Well that makes a lot of mom and pops on Amazon unprofitable.
https://mattstoller.substack.com/p/amazon-primes-free-shippi… Shipping and logistics is extremely expensive, far more than the membership fees charged by Prime; Amazon spent $37.9 billion on shipping costs in 2019, and much more in 2020. No matter how amazing your logistics operation,you can’t just offer free shipping to customers without having someone pay for it. Amazon found its solution in the relationship between Prime and Marketplace. It forced third party sellers to de facto pay for its shipping costs,by charging them commissions that reach as high as 45%, according to Racine, merely to access Amazon customers.

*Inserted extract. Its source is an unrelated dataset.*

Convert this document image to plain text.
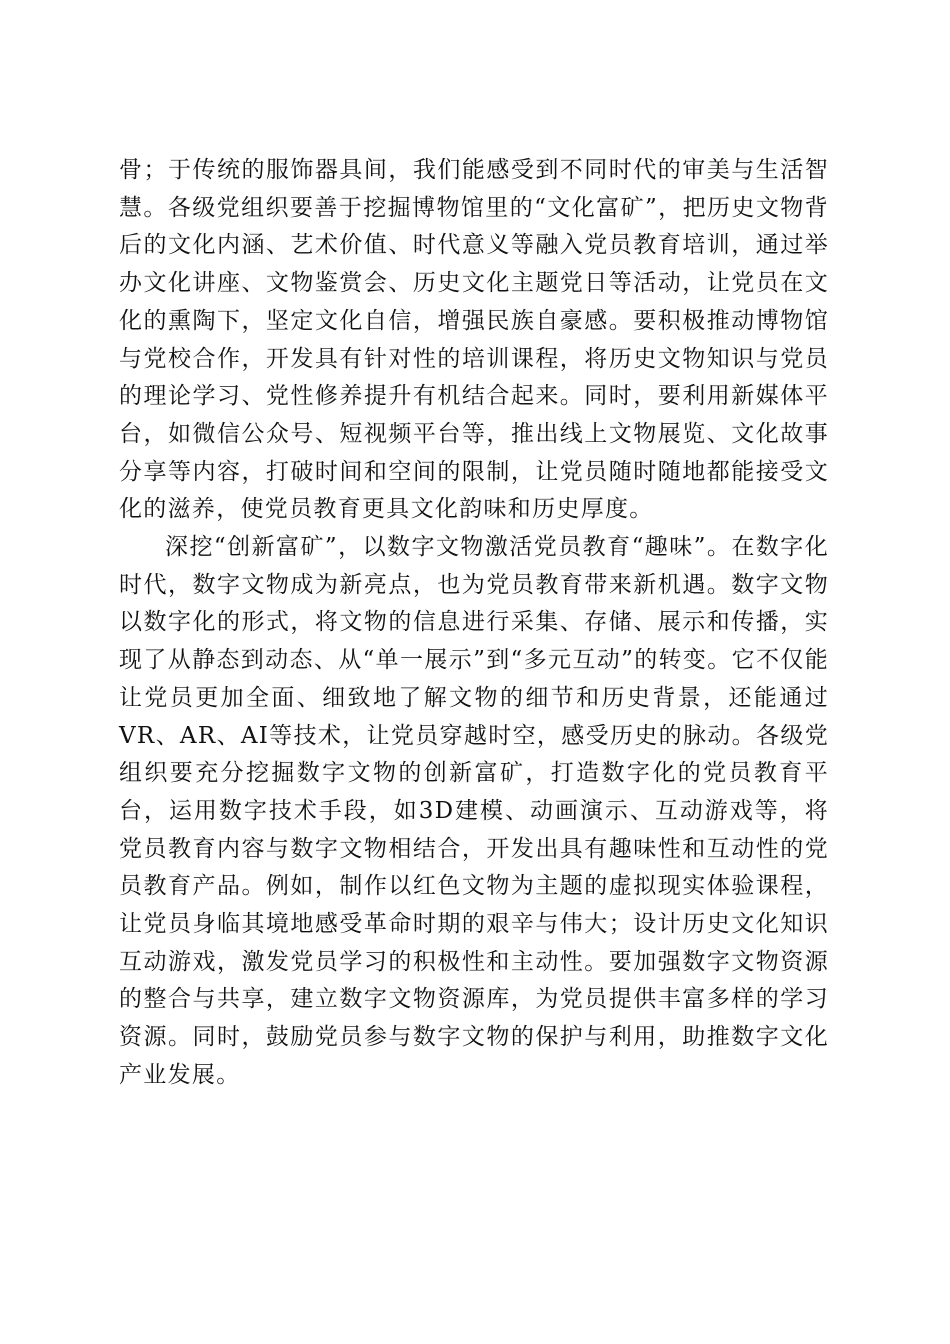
骨；于传统的服饰器具间，我们能感受到不同时代的审美与生活智慧。各级党组织要善于挖掘博物馆里的“文化富矿”，把历史文物背后的文化内涵、艺术价值、时代意义等融入党员教育培训，通过举办文化讲座、文物鉴赏会、历史文化主题党日等活动，让党员在文化的熏陶下，坚定文化自信，增强民族自豪感。要积极推动博物馆与党校合作，开发具有针对性的培训课程，将历史文物知识与党员的理论学习、党性修养提升有机结合起来。同时，要利用新媒体平台，如微信公众号、短视频平台等，推出线上文物展览、文化故事分享等内容，打破时间和空间的限制，让党员随时随地都能接受文化的滋养，使党员教育更具文化韵味和历史厚度。

深挖“创新富矿”，以数字文物激活党员教育“趣味”。在数字化时代，数字文物成为新亮点，也为党员教育带来新机遇。数字文物以数字化的形式，将文物的信息进行采集、存储、展示和传播，实现了从静态到动态、从“单一展示”到“多元互动”的转变。它不仅能让党员更加全面、细致地了解文物的细节和历史背景，还能通过VR、AR、AI等技术，让党员穿越时空，感受历史的脉动。各级党组织要充分挖掘数字文物的创新富矿，打造数字化的党员教育平台，运用数字技术手段，如3D建模、动画演示、互动游戏等，将党员教育内容与数字文物相结合，开发出具有趣味性和互动性的党员教育产品。例如，制作以红色文物为主题的虚拟现实体验课程，让党员身临其境地感受革命时期的艰辛与伟大；设计历史文化知识互动游戏，激发党员学习的积极性和主动性。要加强数字文物资源的整合与共享，建立数字文物资源库，为党员提供丰富多样的学习资源。同时，鼓励党员参与数字文物的保护与利用，助推数字文化产业发展。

(A brief word on numbers. The Institute for Local Self-Reliance found a slightly different number for Amazon’s seller charges, 30% for FBA plus 5-10% for seller fees, while agreeing with Racine on significant price hikes from 2014-2020, what is known as ‘recoupment’ in predatory pricing cases. Another firm calculated the amount paid to Amazon at 27% for an average seller in 2019, and found that number had jumped 42% over five years. One reason we don’t know the actual number Amazon charges third party sellers is because Amazon is hiding this data from investors and fighting the SEC to do so.)
Once enough third parties leave Amazon, the free shipping likely ends.
Amazon.ca also added C$20 to the price of Prime (from C$79 to C$99)
Here Prime went from $99 to $119 and now going to $139 in July. We are considering not renewing. We’ve been watching less and less Prime TV, which had been the excuse for paying the fee.